Iterative improvement of deep learning models using synthetic regulatory genomics

Deep learning models can accurately reconstruct genome-wide epigenetic tracks from the reference genome sequence alone. But it is unclear what predictive power they have on sequence diverging from the reference, such as disease- and trait-associated variants or engineered sequences. Recent work has applied synthetic regulatory genomics to characterized dozens of deletions, inversions, and rearrangements of DNase I hypersensitive sites (DHSs). Here, we use the state-of-the-art model Enformer to predict DNA accessibility and RNA transcription across these engineered sequences when delivered at their endogenous loci.
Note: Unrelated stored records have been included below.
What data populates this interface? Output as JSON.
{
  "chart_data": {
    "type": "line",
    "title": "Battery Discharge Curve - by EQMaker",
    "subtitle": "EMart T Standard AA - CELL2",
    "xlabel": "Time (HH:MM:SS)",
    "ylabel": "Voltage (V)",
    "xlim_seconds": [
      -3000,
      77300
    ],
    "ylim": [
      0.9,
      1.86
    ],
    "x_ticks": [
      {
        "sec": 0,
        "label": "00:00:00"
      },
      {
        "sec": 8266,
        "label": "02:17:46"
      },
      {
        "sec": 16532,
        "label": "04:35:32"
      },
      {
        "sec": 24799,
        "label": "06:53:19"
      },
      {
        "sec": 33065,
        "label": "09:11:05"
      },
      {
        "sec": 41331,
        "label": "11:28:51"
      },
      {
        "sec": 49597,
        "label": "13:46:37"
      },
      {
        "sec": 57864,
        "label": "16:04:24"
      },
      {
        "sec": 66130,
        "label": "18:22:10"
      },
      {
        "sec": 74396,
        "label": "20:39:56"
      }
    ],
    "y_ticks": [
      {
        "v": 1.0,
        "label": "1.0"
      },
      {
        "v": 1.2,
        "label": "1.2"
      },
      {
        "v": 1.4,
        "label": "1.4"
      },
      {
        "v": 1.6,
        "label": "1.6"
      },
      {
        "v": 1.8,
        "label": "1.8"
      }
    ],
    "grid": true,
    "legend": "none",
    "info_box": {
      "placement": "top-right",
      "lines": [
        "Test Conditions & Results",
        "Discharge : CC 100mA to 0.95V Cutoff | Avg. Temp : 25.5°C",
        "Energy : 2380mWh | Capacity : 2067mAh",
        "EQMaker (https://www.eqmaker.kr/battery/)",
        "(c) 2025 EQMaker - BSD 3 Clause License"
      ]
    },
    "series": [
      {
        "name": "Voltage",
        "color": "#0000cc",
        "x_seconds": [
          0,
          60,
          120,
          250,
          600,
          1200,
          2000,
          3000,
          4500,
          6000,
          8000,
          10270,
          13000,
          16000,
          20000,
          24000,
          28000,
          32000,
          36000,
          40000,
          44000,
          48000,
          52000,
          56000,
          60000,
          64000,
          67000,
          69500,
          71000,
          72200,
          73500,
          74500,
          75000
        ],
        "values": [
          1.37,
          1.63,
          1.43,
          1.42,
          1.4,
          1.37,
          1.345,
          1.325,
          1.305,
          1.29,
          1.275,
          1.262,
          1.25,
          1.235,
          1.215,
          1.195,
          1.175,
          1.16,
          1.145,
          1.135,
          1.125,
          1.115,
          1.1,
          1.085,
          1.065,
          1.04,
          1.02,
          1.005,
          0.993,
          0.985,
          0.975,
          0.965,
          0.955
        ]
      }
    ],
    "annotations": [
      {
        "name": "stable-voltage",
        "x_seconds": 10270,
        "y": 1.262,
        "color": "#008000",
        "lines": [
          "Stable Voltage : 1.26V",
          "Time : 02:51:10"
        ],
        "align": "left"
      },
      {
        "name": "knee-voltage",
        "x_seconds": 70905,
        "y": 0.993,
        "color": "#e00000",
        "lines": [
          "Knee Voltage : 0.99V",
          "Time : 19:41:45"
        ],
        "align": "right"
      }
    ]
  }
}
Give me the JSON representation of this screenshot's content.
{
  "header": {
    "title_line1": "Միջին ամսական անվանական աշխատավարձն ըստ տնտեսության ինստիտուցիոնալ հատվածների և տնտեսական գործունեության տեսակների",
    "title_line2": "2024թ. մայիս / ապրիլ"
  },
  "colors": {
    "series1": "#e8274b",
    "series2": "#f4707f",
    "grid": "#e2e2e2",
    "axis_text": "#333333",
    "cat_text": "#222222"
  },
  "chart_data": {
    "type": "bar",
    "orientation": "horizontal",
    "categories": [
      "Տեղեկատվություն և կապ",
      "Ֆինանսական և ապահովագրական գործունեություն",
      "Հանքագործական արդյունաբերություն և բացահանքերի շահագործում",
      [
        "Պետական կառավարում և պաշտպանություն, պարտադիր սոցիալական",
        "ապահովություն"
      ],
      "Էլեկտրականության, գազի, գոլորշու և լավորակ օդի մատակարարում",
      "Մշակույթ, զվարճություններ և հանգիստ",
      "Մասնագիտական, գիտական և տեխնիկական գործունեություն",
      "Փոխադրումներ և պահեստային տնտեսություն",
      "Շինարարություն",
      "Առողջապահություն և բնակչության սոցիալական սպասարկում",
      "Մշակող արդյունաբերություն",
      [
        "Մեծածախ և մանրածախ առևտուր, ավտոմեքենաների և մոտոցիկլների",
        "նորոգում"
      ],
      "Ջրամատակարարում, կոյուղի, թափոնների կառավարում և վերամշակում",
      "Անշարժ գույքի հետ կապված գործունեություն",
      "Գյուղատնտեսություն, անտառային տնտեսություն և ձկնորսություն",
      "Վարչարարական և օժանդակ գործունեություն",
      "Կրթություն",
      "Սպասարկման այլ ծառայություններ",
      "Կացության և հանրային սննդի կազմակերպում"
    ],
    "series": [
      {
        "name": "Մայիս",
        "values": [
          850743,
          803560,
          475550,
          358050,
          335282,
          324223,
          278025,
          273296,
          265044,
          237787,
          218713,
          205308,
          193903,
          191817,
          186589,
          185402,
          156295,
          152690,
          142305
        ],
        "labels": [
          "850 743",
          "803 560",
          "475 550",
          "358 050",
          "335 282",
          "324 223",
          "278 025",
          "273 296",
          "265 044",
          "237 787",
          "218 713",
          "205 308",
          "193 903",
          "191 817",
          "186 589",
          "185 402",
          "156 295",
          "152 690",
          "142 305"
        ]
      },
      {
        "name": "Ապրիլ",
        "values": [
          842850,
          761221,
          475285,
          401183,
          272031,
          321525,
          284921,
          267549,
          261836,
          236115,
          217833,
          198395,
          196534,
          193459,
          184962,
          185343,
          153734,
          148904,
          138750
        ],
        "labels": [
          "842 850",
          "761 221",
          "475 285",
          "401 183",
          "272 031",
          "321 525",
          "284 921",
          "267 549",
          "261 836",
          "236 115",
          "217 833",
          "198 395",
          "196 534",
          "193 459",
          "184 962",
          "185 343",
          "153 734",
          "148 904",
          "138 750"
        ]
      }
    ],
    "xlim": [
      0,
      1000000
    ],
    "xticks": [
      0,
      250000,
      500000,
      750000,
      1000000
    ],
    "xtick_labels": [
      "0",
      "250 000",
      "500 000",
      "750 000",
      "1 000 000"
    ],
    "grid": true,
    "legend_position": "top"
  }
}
At a high level, we observe a good correlation between accessibility predicted by Enformer and experimental data. But model performance is best for sequences that more resembled the reference, such as single deletions or combinations of multiple DHSs. Predictive power is poorer for rearrangements affecting DHS order or orientation. We use these data to fine-tune Enformer, yielding significant reduction in prediction error. We show that this fine-tuning retains strong predictive performance for other tracks. Our results show that current deep learning models perform poorly when presented with novel sequences diverging in certain critical features from their training set. Thus, an iterative approach incorporating profiling of synthetic constructs can improve model generalizability and ultimately enable functional classification of regulatory variants identified by population studies.